Aus could miss critical minerals opportunities - BHP
PERTH (miningweekly.com) – Mining major BHP has warned that Australia could miss its opportunity to capitalise on the global demand for critical minerals if it is unable to compete for global investment capital.
Speaking at the American Chamber of Commerce in Australia, BHP Australia president Geraldine Slattery said that while Australia has considerable critical mineral resources, the country would need to be more competitive with other mineral-rich regions.
“To maintain Australia’s economic resilience, we will need to step up again and outcompete other nations. And to achieve that, we will need the same three factors that got us to this point to take us forward, that is: the rocks, the skills, and stability for investment.
But, this time around, we need to think about them differently,” she said.
Slattery pointed out that Australia’s critical mineral resources, while abundant, were deeper, more remote and individually smaller than the iron-ore and metallurgical coal endowment which resulted in Australia’s initial mining booms. This made accessing these deposits more complex and more expensive to mine.
“Australia has significant copper resources, and the potential to be a significant copper player. The South Australia copper province is a case in point - with high-grade deposits, but they are deep beneath the surface and require underground mining methods – this has the effect of smaller-scale mines.
“In Chile, one of Australia’s key competitors, copper endowments are larger in scale, closer to the surface, allowing for openpit mining methods. This translates to a higher cost-per-tonne to develop and operate copper mines in Australia, despite our high-grade endowment,” Slattery said.
Nickel faced a similar issue, with Indonesia offering stiff competition with its large nickel reserves which are more accessible and could be extracted through openpit mining method, and that government’s aggressive investment in technologies to produce nickel at scale.
“Yes, Australia has many large, high-quality resource endowments. But we cannot afford to assume that we will have the same degree of comparative advantage in critical minerals as we have enjoyed in iron-ore and metallurgical coal,” Slattery said.
Meanwhile, the high cost of labour, at a time when the skills pool was significantly shrinking, would also be a barrier to investment, Slattery said.
“Coupled with a shrinking talent pool, the cost of labour continues to rise in Australia.
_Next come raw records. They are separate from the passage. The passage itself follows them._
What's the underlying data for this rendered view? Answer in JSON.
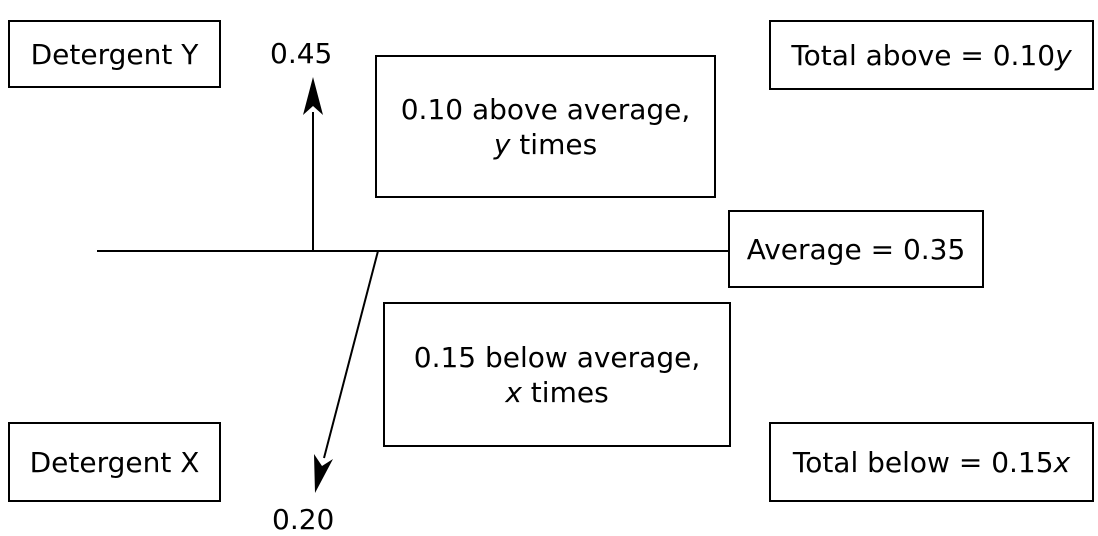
{
  "labels": {
    "detergent_y": "Detergent Y",
    "detergent_x": "Detergent X",
    "value_top": "0.45",
    "value_bottom": "0.20",
    "average": "Average = 0.35"
  },
  "above_box": {
    "line1": "0.10 above average,",
    "line2_var": "y",
    "line2_rest": " times"
  },
  "below_box": {
    "line1": "0.15 below average,",
    "line2_var": "x",
    "line2_rest": " times"
  },
  "total_above": {
    "prefix": "Total above = 0.10",
    "var": "y"
  },
  "total_below": {
    "prefix": "Total below = 0.15",
    "var": "x"
  }
}
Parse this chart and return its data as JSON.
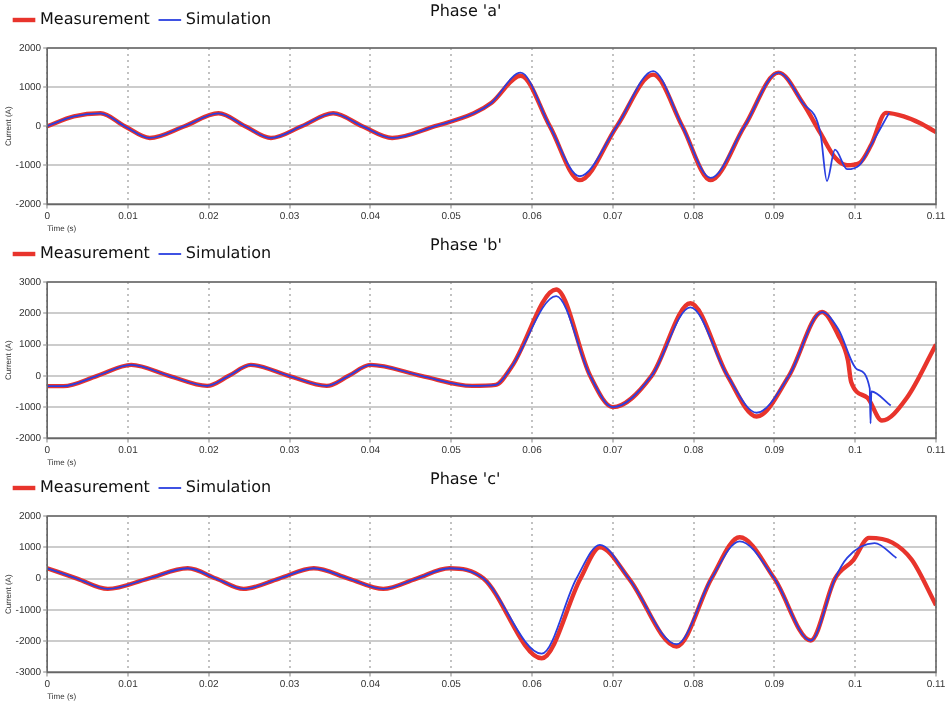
{
  "chart_data": [
    {
      "type": "line",
      "title": "Phase 'a'",
      "xlabel": "Time (s)",
      "ylabel": "Current (A)",
      "xlim": [
        0,
        0.11
      ],
      "xticks": [
        0,
        0.01,
        0.02,
        0.03,
        0.04,
        0.05,
        0.06,
        0.07,
        0.08,
        0.09,
        0.1,
        0.11
      ],
      "ylim": [
        -2000,
        2000
      ],
      "yticks": [
        -2000,
        -1000,
        0,
        1000,
        2000
      ],
      "grid": true,
      "legend": "top left",
      "series": [
        {
          "name": "Measurement",
          "color": "#e8342c",
          "x": [
            0,
            0.0033,
            0.0066,
            0.0096,
            0.0127,
            0.017,
            0.0212,
            0.0245,
            0.0277,
            0.0315,
            0.0354,
            0.039,
            0.0427,
            0.048,
            0.0528,
            0.055,
            0.0586,
            0.0622,
            0.0659,
            0.0705,
            0.075,
            0.0786,
            0.0821,
            0.0863,
            0.0905,
            0.0935,
            0.0957,
            0.0975,
            0.099,
            0.1005,
            0.102,
            0.1038,
            0.106,
            0.108,
            0.11
          ],
          "values": [
            0,
            250,
            330,
            0,
            -300,
            0,
            330,
            0,
            -300,
            0,
            330,
            0,
            -300,
            0,
            330,
            600,
            1290,
            0,
            -1380,
            0,
            1320,
            0,
            -1380,
            0,
            1370,
            600,
            -180,
            -800,
            -1000,
            -950,
            -470,
            340,
            250,
            80,
            -150
          ]
        },
        {
          "name": "Simulation",
          "color": "#2a3fe0",
          "x": [
            0,
            0.0033,
            0.0066,
            0.0096,
            0.0127,
            0.017,
            0.0212,
            0.0245,
            0.0277,
            0.0315,
            0.0354,
            0.039,
            0.0427,
            0.048,
            0.0528,
            0.055,
            0.0586,
            0.0622,
            0.0659,
            0.0705,
            0.075,
            0.0786,
            0.0821,
            0.0863,
            0.0905,
            0.0935,
            0.0957,
            0.0965,
            0.0975,
            0.099,
            0.1005,
            0.102,
            0.1042
          ],
          "values": [
            0,
            250,
            330,
            0,
            -300,
            0,
            330,
            0,
            -300,
            0,
            330,
            0,
            -300,
            0,
            330,
            600,
            1370,
            0,
            -1280,
            0,
            1410,
            0,
            -1320,
            0,
            1370,
            600,
            -180,
            -1400,
            -600,
            -1100,
            -1000,
            -470,
            340
          ]
        }
      ]
    },
    {
      "type": "line",
      "title": "Phase 'b'",
      "xlabel": "Time (s)",
      "ylabel": "Current (A)",
      "xlim": [
        0,
        0.11
      ],
      "xticks": [
        0,
        0.01,
        0.02,
        0.03,
        0.04,
        0.05,
        0.06,
        0.07,
        0.08,
        0.09,
        0.1,
        0.11
      ],
      "ylim": [
        -2000,
        3000
      ],
      "yticks": [
        -2000,
        -1000,
        0,
        1000,
        2000,
        3000
      ],
      "grid": true,
      "legend": "top left",
      "series": [
        {
          "name": "Measurement",
          "color": "#e8342c",
          "x": [
            0,
            0.002,
            0.0062,
            0.0104,
            0.0151,
            0.0198,
            0.0225,
            0.0252,
            0.0299,
            0.0346,
            0.0373,
            0.04,
            0.0463,
            0.0526,
            0.0555,
            0.0575,
            0.063,
            0.0672,
            0.07,
            0.0748,
            0.0796,
            0.0842,
            0.0878,
            0.0918,
            0.0959,
            0.0979,
            0.0991,
            0.0995,
            0.1015,
            0.1033,
            0.1064,
            0.11
          ],
          "values": [
            -330,
            -330,
            0,
            350,
            0,
            -320,
            0,
            350,
            0,
            -320,
            0,
            350,
            0,
            -320,
            -290,
            300,
            2760,
            0,
            -1000,
            0,
            2320,
            0,
            -1300,
            0,
            2040,
            1300,
            500,
            -200,
            -700,
            -1430,
            -700,
            1000
          ]
        },
        {
          "name": "Simulation",
          "color": "#2a3fe0",
          "x": [
            0,
            0.002,
            0.0062,
            0.0104,
            0.0151,
            0.0198,
            0.0225,
            0.0252,
            0.0299,
            0.0346,
            0.0373,
            0.04,
            0.0463,
            0.0526,
            0.0555,
            0.0575,
            0.063,
            0.0672,
            0.07,
            0.0748,
            0.0796,
            0.0842,
            0.0878,
            0.0918,
            0.0959,
            0.0979,
            0.1003,
            0.1018,
            0.1019,
            0.102,
            0.1044
          ],
          "values": [
            -330,
            -330,
            0,
            350,
            0,
            -320,
            0,
            350,
            0,
            -320,
            0,
            350,
            0,
            -320,
            -290,
            300,
            2550,
            0,
            -1000,
            0,
            2190,
            0,
            -1180,
            0,
            2040,
            1500,
            200,
            -400,
            -1520,
            -500,
            -950
          ]
        }
      ]
    },
    {
      "type": "line",
      "title": "Phase 'c'",
      "xlabel": "Time (s)",
      "ylabel": "Current (A)",
      "xlim": [
        0,
        0.11
      ],
      "xticks": [
        0,
        0.01,
        0.02,
        0.03,
        0.04,
        0.05,
        0.06,
        0.07,
        0.08,
        0.09,
        0.1,
        0.11
      ],
      "ylim": [
        -3000,
        2000
      ],
      "yticks": [
        -3000,
        -2000,
        -1000,
        0,
        1000,
        2000
      ],
      "grid": true,
      "legend": "top left",
      "series": [
        {
          "name": "Measurement",
          "color": "#e8342c",
          "x": [
            0,
            0.0037,
            0.0075,
            0.0125,
            0.0174,
            0.0209,
            0.0243,
            0.0287,
            0.033,
            0.0373,
            0.0416,
            0.0457,
            0.0498,
            0.054,
            0.0612,
            0.066,
            0.0684,
            0.072,
            0.0779,
            0.0822,
            0.0857,
            0.09,
            0.0945,
            0.0975,
            0.0998,
            0.1017,
            0.1046,
            0.107,
            0.11
          ],
          "values": [
            330,
            0,
            -330,
            0,
            330,
            0,
            -330,
            0,
            330,
            0,
            -330,
            0,
            330,
            0,
            -2550,
            0,
            1000,
            0,
            -2170,
            0,
            1320,
            0,
            -1980,
            0,
            600,
            1300,
            1150,
            600,
            -850
          ]
        },
        {
          "name": "Simulation",
          "color": "#2a3fe0",
          "x": [
            0,
            0.0037,
            0.0075,
            0.0125,
            0.0174,
            0.0209,
            0.0243,
            0.0287,
            0.033,
            0.0373,
            0.0416,
            0.0457,
            0.0498,
            0.054,
            0.0612,
            0.0655,
            0.0684,
            0.072,
            0.0779,
            0.0822,
            0.0857,
            0.09,
            0.0945,
            0.0975,
            0.099,
            0.1024,
            0.1051
          ],
          "values": [
            330,
            0,
            -330,
            0,
            330,
            0,
            -330,
            0,
            330,
            0,
            -330,
            0,
            330,
            0,
            -2400,
            0,
            1080,
            0,
            -2100,
            0,
            1190,
            0,
            -1980,
            0,
            660,
            1130,
            660
          ]
        }
      ]
    }
  ]
}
Australia has one of the highest labour costs in the world, around 12% higher than in the US.
“We are proud to be a high-paying industry, especially when you consider that many of the employment and business opportunities our sector generates are in regional areas. However, we need to match that position with sector-leading productivity. That’s not happening today, in fact labour productivity has declined by 8% while labour costs have doubled.
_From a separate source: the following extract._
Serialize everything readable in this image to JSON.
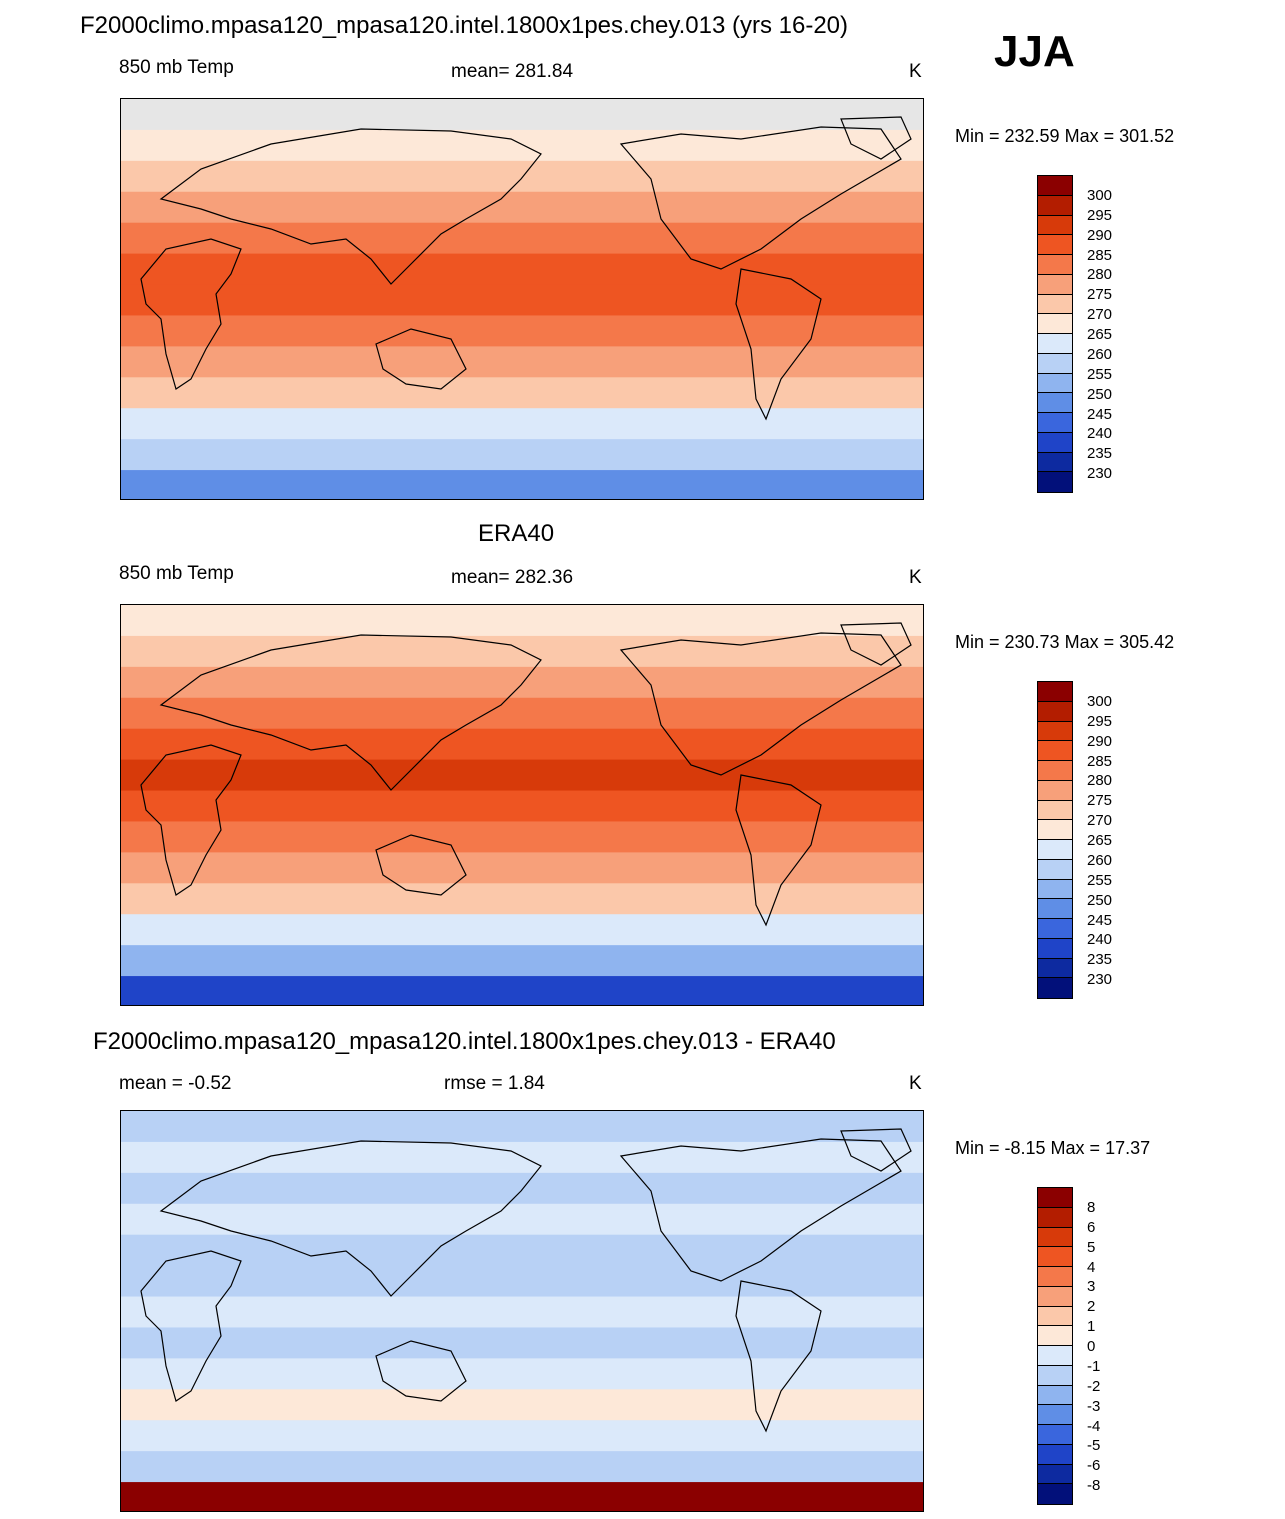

“Clearly, this is not sustainable. Changes to industrial relations policies are of particular concern, and like many businesses we believe they will have a negative impact on Australia’s competitiveness and jobs.
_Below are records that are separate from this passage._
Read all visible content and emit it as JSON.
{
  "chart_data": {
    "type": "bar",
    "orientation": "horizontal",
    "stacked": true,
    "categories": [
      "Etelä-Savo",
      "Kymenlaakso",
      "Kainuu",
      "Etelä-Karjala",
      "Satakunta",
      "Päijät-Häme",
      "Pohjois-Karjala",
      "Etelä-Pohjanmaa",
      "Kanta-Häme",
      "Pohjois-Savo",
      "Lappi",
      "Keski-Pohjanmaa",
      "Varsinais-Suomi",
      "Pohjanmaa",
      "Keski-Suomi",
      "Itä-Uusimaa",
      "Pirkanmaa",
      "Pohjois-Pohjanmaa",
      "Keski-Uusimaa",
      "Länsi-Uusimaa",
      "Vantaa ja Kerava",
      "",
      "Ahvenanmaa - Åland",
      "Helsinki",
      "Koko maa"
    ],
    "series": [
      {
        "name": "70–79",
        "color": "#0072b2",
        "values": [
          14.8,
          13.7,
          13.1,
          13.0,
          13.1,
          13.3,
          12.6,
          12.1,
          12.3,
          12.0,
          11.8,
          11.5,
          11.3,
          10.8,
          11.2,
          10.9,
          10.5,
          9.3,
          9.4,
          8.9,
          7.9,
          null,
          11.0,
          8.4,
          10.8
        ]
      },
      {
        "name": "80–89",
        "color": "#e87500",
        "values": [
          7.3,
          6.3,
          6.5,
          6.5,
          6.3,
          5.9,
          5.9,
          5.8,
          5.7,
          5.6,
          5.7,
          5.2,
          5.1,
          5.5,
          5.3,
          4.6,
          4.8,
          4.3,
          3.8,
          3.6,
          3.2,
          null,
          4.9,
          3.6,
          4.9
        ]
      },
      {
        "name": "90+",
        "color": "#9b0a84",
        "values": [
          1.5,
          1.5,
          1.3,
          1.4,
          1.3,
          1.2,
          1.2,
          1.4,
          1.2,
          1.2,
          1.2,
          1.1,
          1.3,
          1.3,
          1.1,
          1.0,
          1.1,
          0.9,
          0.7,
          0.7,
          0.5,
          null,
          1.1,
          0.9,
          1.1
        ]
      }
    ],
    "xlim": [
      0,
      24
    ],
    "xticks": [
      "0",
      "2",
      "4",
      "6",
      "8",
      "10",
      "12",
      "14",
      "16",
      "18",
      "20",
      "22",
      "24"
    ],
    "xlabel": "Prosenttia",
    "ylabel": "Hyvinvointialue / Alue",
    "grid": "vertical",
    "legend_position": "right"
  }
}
“To be more competitive, we must be more productive. This means investing in people, skills and technology. Without that, we cannot hope to unlock productivity or national competitiveness,” Slattery said.
Furthermore, Slattery has also urged the Australian government to further commit to encouraging investment in the resources sector, noting that the country’s relative tax competitiveness had declined since 2015, with company income tax now the third-highest in the OECD.
“Stability and competitiveness in fiscal and policy settings will be incredibly important to Australia’s ability to secure new multibillion-dollar, multi-decade investments. To give perspective, an estimated $100-billion of additional capital investment each year will be needed in the resources sector to meet the world’s decarbonisation ambitions. That’s quite the prize. But winning this race won’t be easy.
“The field is crowded because the benefits are so compelling. Other nations are aggressively moving to secure supplies and investment, as shown by the ambition and sheer scale of the US Inflation Reduction Act. Canada is using initiatives like its $4-billion Critical Mineral Strategy to secure its position.
“Indonesia continues to boost nickel production and attract downstream processing, and the European Commission’s Green Deal Industrial Plan is designed to increase their competitiveness.”
Slattery said that while the Australian government’s Critical Minerals Strategy was a welcome initiative, the country would need to do more in order to be globally competitive.
“A Productivity Commission report found that Australia’s regulatory processes are unduly complex, duplicative, lengthy and uncertain.
“Between 2014 and 2020, the average time for the assessment and approval of resource projects under the Environmental Protection and Biodiversity Conservation Act increased from 716 days to 940 days. That’s two-and-a-half years before we’re even able to look at the rocks.
“Canada is harmonising their approvals processes. Australia should follow suit. Australia can’t compete on subsidies with large economies like the US. But we can make sure that our policy settings are attractive to new investment.
“Industry and government have a shared responsibility to work together to create the conditions needed to bring more capital into Australia to fund our nascent critical minerals sector,” Slattery said.